Is Bitcoin or Crypto Currency Secured ?
Bitcoin or A crypto currency is built on a computer algorithm. It is an independent currency and no one can run it because it has no owner. This currency is not under the control of any authority. like rupee, dollar, euro or other currencies.
This currency is not operated by any state, any country, any institution or government. It is an online digital currency for which cryptography is used for its security. Usually, it is used to purchase goods or to buy a service. Although Crypto currency is most commonly used for investment.
It is a digital currency, which is not printed like other currency therefor it is also called virtual currency.
There are two things about crypto currency are most important –
- It is a digital currency that is used through the Internet and.
- It is also seen as an alternative to the traditional currency in the Future.
The first virtual online currency was Bitcoin. It was invented in 2008 and started in 2009.A Japanese Engineer Satoshi Nakamoto was built bitcoin for the first time as a digital currency. Initially it was not so popular, but gradually its rates started increasing.
From 2009 to the present day, about 1000 types of crypto currency are present in the market, which act as peer to peer electronic systems.
Apart from Bitcoin, other crypto currencies are available in the market now a days which are being used more Like Red Coin, Sia Coin, Cisco, Voice Coin and Monero Etc.
Note: (Monero is also a type of crypto currency in which special type of security is used. This is known as ring signature. It is used extensively in the dark web and block market. Smuggling is done with its help. Black marketing can be done easily with this virtual currency.)
How Bitcoin works?
It is exchanged with peer-to-peer technology it means these moneys are directly transferred from one computer to another computer.

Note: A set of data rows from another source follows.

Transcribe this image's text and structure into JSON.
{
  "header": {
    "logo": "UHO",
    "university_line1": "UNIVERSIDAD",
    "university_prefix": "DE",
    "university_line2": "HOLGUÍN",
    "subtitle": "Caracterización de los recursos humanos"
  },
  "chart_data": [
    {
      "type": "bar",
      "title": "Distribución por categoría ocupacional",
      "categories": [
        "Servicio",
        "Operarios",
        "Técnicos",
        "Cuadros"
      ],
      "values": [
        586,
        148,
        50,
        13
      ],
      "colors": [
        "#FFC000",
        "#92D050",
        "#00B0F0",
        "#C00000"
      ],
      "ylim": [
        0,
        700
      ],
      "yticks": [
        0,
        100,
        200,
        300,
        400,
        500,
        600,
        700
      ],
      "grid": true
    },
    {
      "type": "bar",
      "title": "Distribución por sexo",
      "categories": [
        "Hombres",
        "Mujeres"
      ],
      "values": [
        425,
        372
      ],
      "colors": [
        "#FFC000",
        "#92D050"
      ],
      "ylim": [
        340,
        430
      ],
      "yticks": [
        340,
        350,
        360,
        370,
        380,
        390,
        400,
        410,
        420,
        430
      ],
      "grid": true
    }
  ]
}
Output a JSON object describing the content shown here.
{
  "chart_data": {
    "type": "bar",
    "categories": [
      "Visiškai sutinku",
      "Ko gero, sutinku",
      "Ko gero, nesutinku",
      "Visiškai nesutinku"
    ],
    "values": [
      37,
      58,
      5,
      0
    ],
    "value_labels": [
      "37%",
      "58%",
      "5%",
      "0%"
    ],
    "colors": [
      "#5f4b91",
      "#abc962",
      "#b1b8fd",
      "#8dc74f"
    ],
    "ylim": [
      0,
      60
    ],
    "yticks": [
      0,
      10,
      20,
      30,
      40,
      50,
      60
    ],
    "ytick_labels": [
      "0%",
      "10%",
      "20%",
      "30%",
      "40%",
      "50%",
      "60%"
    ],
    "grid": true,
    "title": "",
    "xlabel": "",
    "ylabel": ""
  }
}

It is sent as a block chain divided among the common people. As the bank keeps track of your money, these block chains keep an account of every bitcoin. That is, any transaction in any place in the world is accounted for in this block chain.
Since every transaction is verified and the network keeps a record of it, it cannot be fraudulent. This technology makes thousands of people who monitor this transaction with the help of powerful computers.
And let’s check it out. For this, whoever does it successfully, some bitcoins are given as a reward. This is called mining of bitcoins.
Actually, thousands of people who work and verify this transaction in code language like a clerk of the bank, and they are called Minors. These people monitor the transaction so that it is not misused.
Why is the trending of cryptocurrency dangerous?
An Unsecured Currency:
- As the entire system of cryptocurrency goes online, its security is weakened and there is a risk of getting hacked.
- The biggest problem of cryptocurrency is online and this is why cryptocurrency is considered as an unsecured currency.
Country’s security concerns:
- It operates outside the ‘main financial system’ and the ‘banking system’. This is why serious questions arise about its source and safety.
- This digital currency has been referred to as fraud, Hawala money, and currency to support terrorist activities.
Control and management problems:
- A major problem related to crypto-currency is also its control and management. As many countries like India have not yet approved it as currency, its management is a big problem.
- Economic experts also believe that investing in it without knowing its technicalities can have huge consequences.
What are the benefits of crypto currency?
- Crypto currency is a digital currency, so fraudulence risk is very rare in it.
- Investing in crypto currency is beneficial because its prices bounce very high quickly. So, it is a good platform for investment.
- Most of the crypto currency wallets are very simple for online shopping and money transactions.
- Crypto currency is not controlled by any authority so there is no risk of demonetization and currency depreciation.
- The crypto currency is based on the block chain so the entire block chain has to be mined to perform any type of transaction.
What are the disadvantages of crypto currency?
- The biggest disadvantage of crypto currency is that it has no physical existence, because it cannot be printed. This means that neither the currency notes can be printed nor any bank account or passbook can be issued.
- There is no country, government or institution to control it, so that there is a huge bounce in its price and sometimes a huge fall.
- It can be easily used in drugs supply, black marketing etc. as it is used between two people only. So, it can also be dangerous
- There is also a danger of hacking it. However, the block chain is not easy to hack because it has complete security arrangements. But if it gets hacked then you can’t even get legal help.
- If you make a transaction by mistake, you cannot get it back.
Crypto currency also has many benefits. The first and the biggest advantage is that due to digital currency there is little scope for fraud.
In cryptocurrency the returns are very high, online shopping makes the transaction easy. There is no regulatory body for crypto currency, so situations like demonetization or currency devaluation do not affect this.
But there can be losses due to huge fluctuations in virtual currencies like Bitcoin.
There have been many occasions in the last five years when Bitcoin fell 40 to 50 percent in a single day without warning. In April 2013, the price of Bitcoin fell by 70% to $ 67 from $ 233 in a single night.
Therefore, there is always a possibility of losses in this currency.